One approach was to disable the shadow memory, writing the the super-high-res buffer in bank 0, then reenable memory shadowing and run a fast copy function to read and write the SHR bank 0 memory to itself (with shadowing on, this would also write the screen data to the actual graphics buffer in bank $E0). Clever software could even copy only the bytes in bank 0 that changed, for faster update time. (Note that mvp/mvn memory copy opcodes would typically not be used, because they perform false reads of the destination address which is the slow, bank $E0 video RAM. Mapping the zero page or stack to the shadow region of bank 0 allowed faster opcodes to be used for this "blitting" logic.) Many side scrollers would use tiling, so that they could quickly avoid updating any tile which didn't change during a frame update. Animation/"video" players would often use frame deltas to speed up the frame rate (again, only updating video-memory bytes that changed).

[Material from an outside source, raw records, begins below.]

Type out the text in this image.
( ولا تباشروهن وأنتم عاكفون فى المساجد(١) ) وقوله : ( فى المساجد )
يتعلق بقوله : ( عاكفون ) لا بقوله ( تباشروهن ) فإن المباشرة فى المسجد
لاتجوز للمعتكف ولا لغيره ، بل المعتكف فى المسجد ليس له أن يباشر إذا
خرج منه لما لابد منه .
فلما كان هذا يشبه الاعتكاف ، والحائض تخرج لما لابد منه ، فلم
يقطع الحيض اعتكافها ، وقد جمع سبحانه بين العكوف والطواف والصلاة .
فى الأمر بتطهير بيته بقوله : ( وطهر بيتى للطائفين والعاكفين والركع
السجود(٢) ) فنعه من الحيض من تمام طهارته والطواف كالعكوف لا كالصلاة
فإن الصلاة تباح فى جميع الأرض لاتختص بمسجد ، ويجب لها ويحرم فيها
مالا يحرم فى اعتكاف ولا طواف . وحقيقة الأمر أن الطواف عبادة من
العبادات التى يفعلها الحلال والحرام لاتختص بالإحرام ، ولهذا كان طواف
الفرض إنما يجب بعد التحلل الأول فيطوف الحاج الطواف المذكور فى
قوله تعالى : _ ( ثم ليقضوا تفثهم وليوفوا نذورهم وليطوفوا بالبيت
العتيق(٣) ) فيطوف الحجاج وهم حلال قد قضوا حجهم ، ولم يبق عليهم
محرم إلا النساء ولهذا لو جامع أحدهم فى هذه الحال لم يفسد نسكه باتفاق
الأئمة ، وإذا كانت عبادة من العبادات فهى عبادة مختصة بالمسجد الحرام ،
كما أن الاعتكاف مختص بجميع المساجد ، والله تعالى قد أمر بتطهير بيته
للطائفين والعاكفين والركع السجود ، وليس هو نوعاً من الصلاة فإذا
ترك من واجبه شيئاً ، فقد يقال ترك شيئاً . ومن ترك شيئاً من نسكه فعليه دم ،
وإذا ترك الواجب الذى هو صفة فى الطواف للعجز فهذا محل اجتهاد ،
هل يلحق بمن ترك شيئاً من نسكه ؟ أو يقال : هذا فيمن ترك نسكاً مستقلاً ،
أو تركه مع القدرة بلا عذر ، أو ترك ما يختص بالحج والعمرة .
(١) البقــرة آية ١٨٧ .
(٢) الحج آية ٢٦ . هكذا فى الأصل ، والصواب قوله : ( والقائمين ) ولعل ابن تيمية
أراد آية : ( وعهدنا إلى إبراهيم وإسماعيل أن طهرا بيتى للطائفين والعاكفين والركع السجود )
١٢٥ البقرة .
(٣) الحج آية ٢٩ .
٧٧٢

Some animations in games were accomplished by manipulating the color palette, since there were 16 palettes of 16 colors individually selectable per scan line. By setting some colors to be the same, simple 2-frame animations can be accomplished just by swapping the palettes used on selected scan lines. Fades and vertical wipes can be accomplished the same way.

The 3200 color "mode" uses palette-modification tricks along with ray-gun synchronization to give the appearance of more colors or even simple animations. Using the vertical-blanking interrupt (or disabling interrupts and monitoring the VGC registers directly), smoother animations can be accomplished with reduced "tearing", because the screen updates are happening on a different part of the screen than the CRT is redrawing.

Some games (e.g. Tunnels of Armageddon) would use the IIgs fill-mode, which sacrifices one color in exchange for a repeat of the previous color used on that scan line; in this mode, the software just draws outlines of the shapes, and the hardware fills in the solids in between.

Since with 16 colors, there are two horizontal pixels per byte (in 320 mode), many games would limit onscreen movement to even-pixel boundaries and widths, so that no read-modify-write operations would be needed.

Because the horizontal resolution (320 or 640 pixels), palette, and fill mode is selectable per scanline, it's possible to use some combination of the techniques above to create the illusion of better/faster/higher-resolution graphics across the display, even though individual scanlines are limited in what they can display. The primary objective was always to limit the amount of the screen memory being rewritten per frame, approximately 25%-33% if I recall correctly.

Softdisk's publically-released GSLib/GTLib contained functions utilizing some of these techniques (including a library for handling 3200-graphics display and transitions). There used to be a version of Burgerlib for the IIgs, that handled blitting and some other sprite techniques, which was used in the port of Wolfenstein 3D (and Out of This World I believe, as well as other GS games). The demo culture in Europe produced some libraries as well. But most IIgs games seemingly used one-off or hand-crafted code, or at least proprietary libraries, for handling their sprites.